Lo
que Dios unió que no lo separe el hombre
1. ¿Ha querido Dios que el matrimonio sea "uno
con una y para siempre"?
Sí, porque al instituir el matrimonio, Dios le dio
unas características adecuadas a la naturaleza humana.
Desde el principio quiso que fuera una unión exclusiva
y permanente de un hombre con una mujer. Y Jesucristo mismo
lo enseña con toda claridad: ¿No han leído
que al principio el Creador los hizo varón y hembra
y les dijo: por eso dejará el hombre a su padre y
a su madre y se unirá a su mujer, y serán los
dos una sola carne? Así, pues, ya no son dos, sino
una sola carne.
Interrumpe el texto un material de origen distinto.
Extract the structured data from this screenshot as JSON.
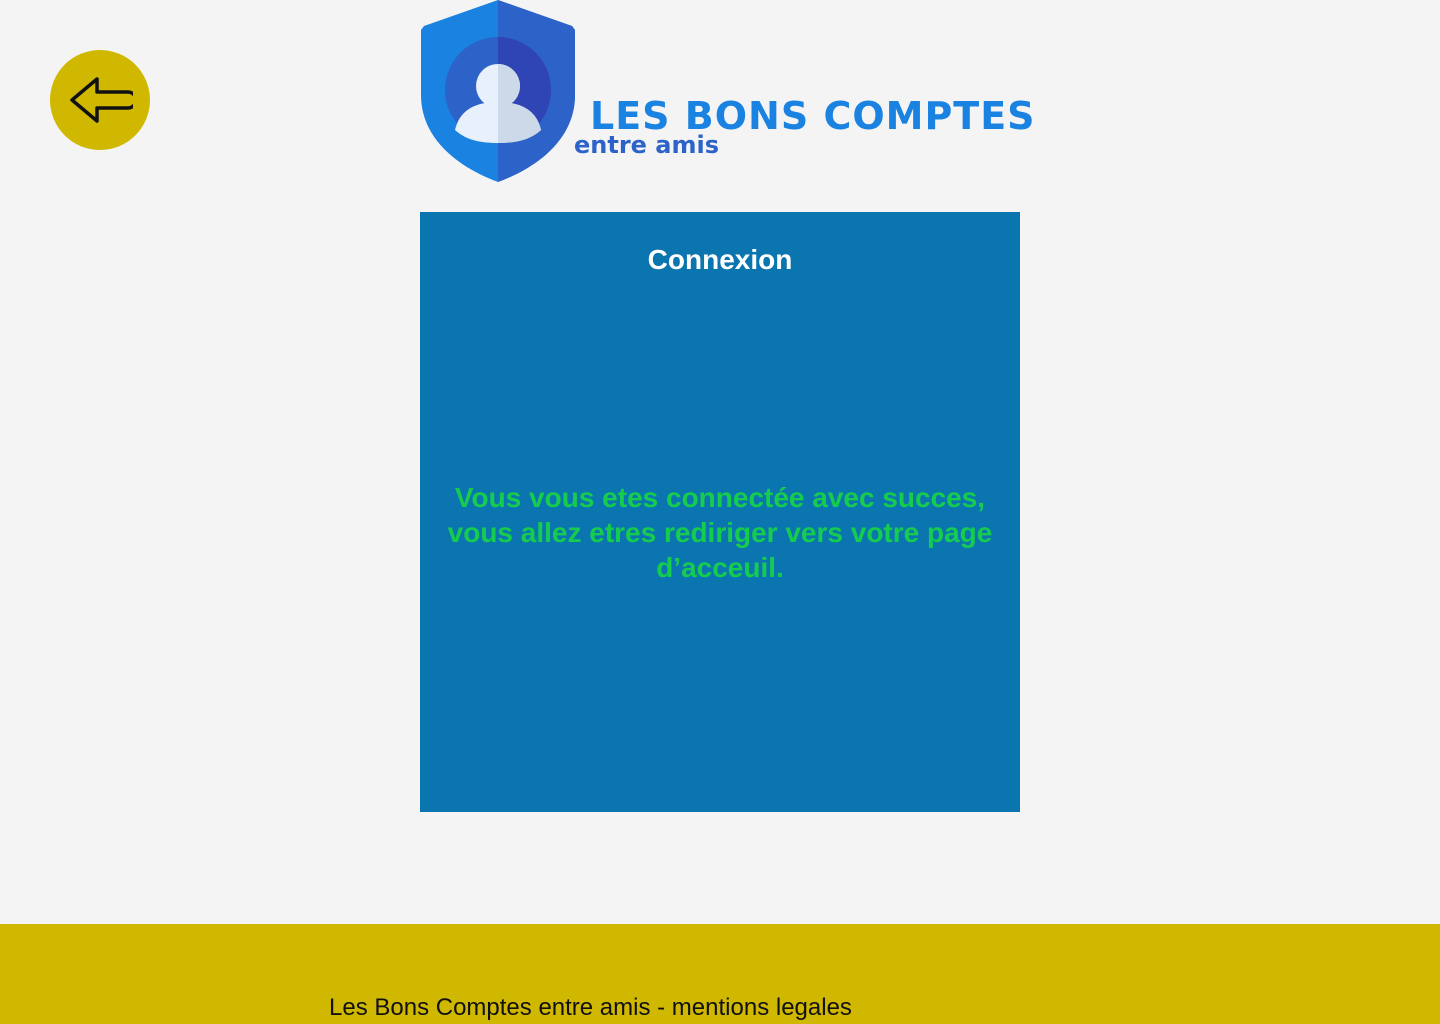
{
  "header": {
    "back_button_icon": "arrow-left-icon",
    "logo": {
      "icon": "shield-user-icon",
      "title": "LES BONS COMPTES",
      "subtitle": "entre amis"
    }
  },
  "login_card": {
    "title": "Connexion",
    "message_line_1": "Vous vous etes connectée avec succes,",
    "message_line_2": "vous allez etres rediriger vers votre page",
    "message_line_3": "d’acceuil."
  },
  "footer": {
    "text": "Les Bons Comptes entre amis - mentions legales"
  },
  "colors": {
    "background": "#f4f4f4",
    "accent_yellow": "#d0b700",
    "card_blue": "#0b75b0",
    "success_green": "#16cc4e",
    "logo_blue": "#1a82e0",
    "logo_dark_blue": "#2d62c8"
  }
}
Por tanto lo que Dios unió no lo separe
el hombre (Mt 19,4-6).
2. ¿Por qué desea Dios que esta unión
sea estable y para siempre?
La unión estable y para siempre es necesaria para
que crezca el amor entre los esposos y para garantizar el
bien y la educación de los hijos.
3. ¿El
amor se manifiesta en la fidelidad a las promesas?
Dios mismo se ha referido a la alianza
con su pueblo con palabras de amor y fidelidad. Así como Dios ama a
los hombres con un amor fiel y sobrenaturalmente fecundo,
de modo parecido, la íntima alianza conyugal de vida
y amor debe establecerse sobre el consentimiento irrevocable
de los esposos.
4. ¿El
amor de los esposos debe comprometer su futuro?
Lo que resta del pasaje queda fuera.